Democratic presidential hopeful Sen. Elizabeth Warren announced her vision for a revamped corporate tax law, The Wall Street Journal reported Thursday (April 11), an initiative that could raise $1 trillion over 10 years.
Reports said Warren announced her Real Corporate Profits Tax, proposed legislation that would include a 7 percent tax on the largest U.S. corporations and heighten overall corporate tax collections by 30 percent over a decade.
“We need corporate tax reform, but we also need to recognize that enormous companies with armies of lawyers and accountants will always try to exploit any deductions and exemptions that remain,” Sen. Warren said in her announcement. “To raise the revenue we need — and ensure every corporation pays their fair share — we need a new kind of tax that big companies can’t get around.”
Her announcement came the same day that the Center for Public Integrity announced new analysis of the U.S. tax ecosystem, revealing that the number of corporates paying zero taxes doubled from 30 to 60 in the first year of the new Tax Cuts and Jobs Act, which lowered the corporate tax rate to 21 percent.

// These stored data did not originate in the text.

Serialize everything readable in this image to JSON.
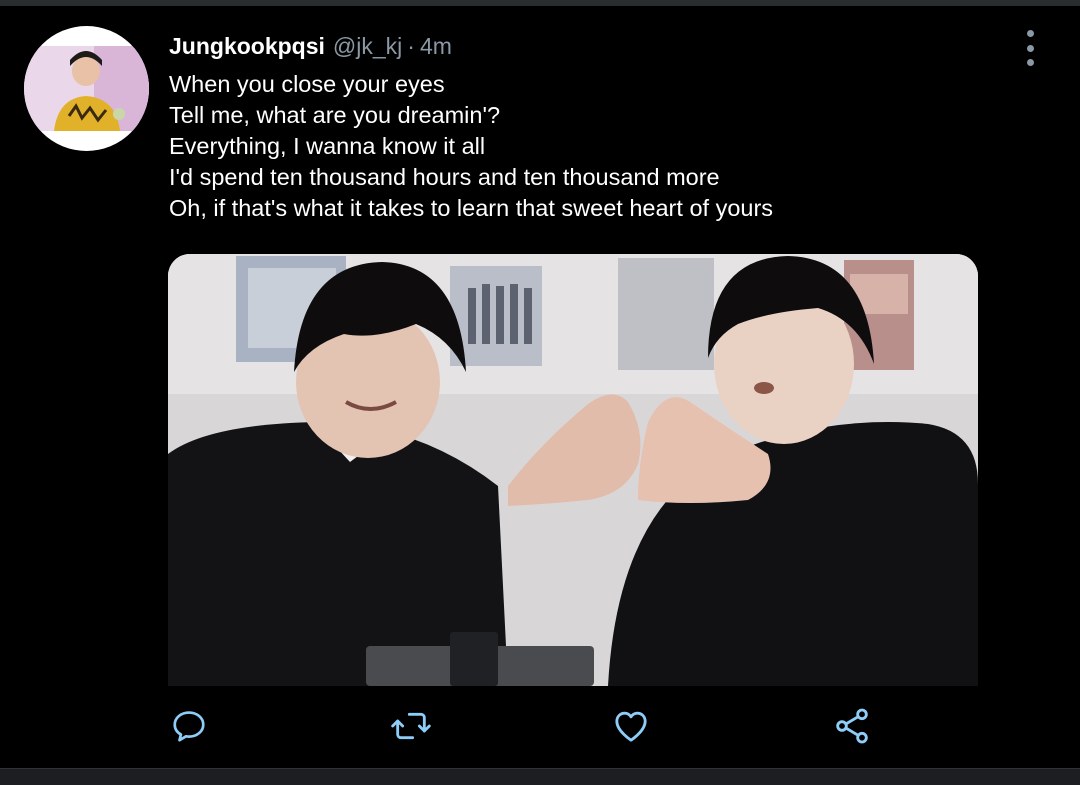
{
  "tweet": {
    "display_name": "Jungkookpqsi",
    "handle": "@jk_kj",
    "separator": "·",
    "time": "4m",
    "lines": [
      "When you close your eyes",
      "Tell me, what are you dreamin'?",
      "Everything, I wanna know it all",
      "I'd spend ten thousand hours and ten thousand more",
      "Oh, if that's what it takes to learn that sweet heart of yours"
    ]
  },
  "icons": {
    "more": "more-vertical-icon",
    "reply": "reply-icon",
    "retweet": "retweet-icon",
    "like": "heart-icon",
    "share": "share-icon"
  },
  "colors": {
    "background": "#000000",
    "text": "#ffffff",
    "secondary_text": "#8b98a5",
    "icon_accent": "#8ecdf8"
  }
}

The Washington, D.C. nonprofit think tank found some companies even saw a less-than-zero tax rate under the new legislation. The firms have a combined $79 billion in pretax income, the report revealed.
“Instead of paying $16.4 billion in taxes, as the new 21 percent corporate tax rate requires, these companies enjoyed a net corporate tax rebate of $4.3 billion, blowing a $20.7 billion hole in the federal budget last year,” the report said, according to NBC News.
Sen. Warren’s proposal would raise the corporate tax rate, reduce the value of some corporate tax deductions, and reverse some of the tax cuts included in the Tax Cuts and Jobs Act, the WSJ said.
According to Gabriel Zucman, an economics professor at the University of California, Berkeley who collaborated with the Warren campaign on the legislative proposal, a key focus for the new rules would address businesses’ ability to shift profits abroad to dodge taxes.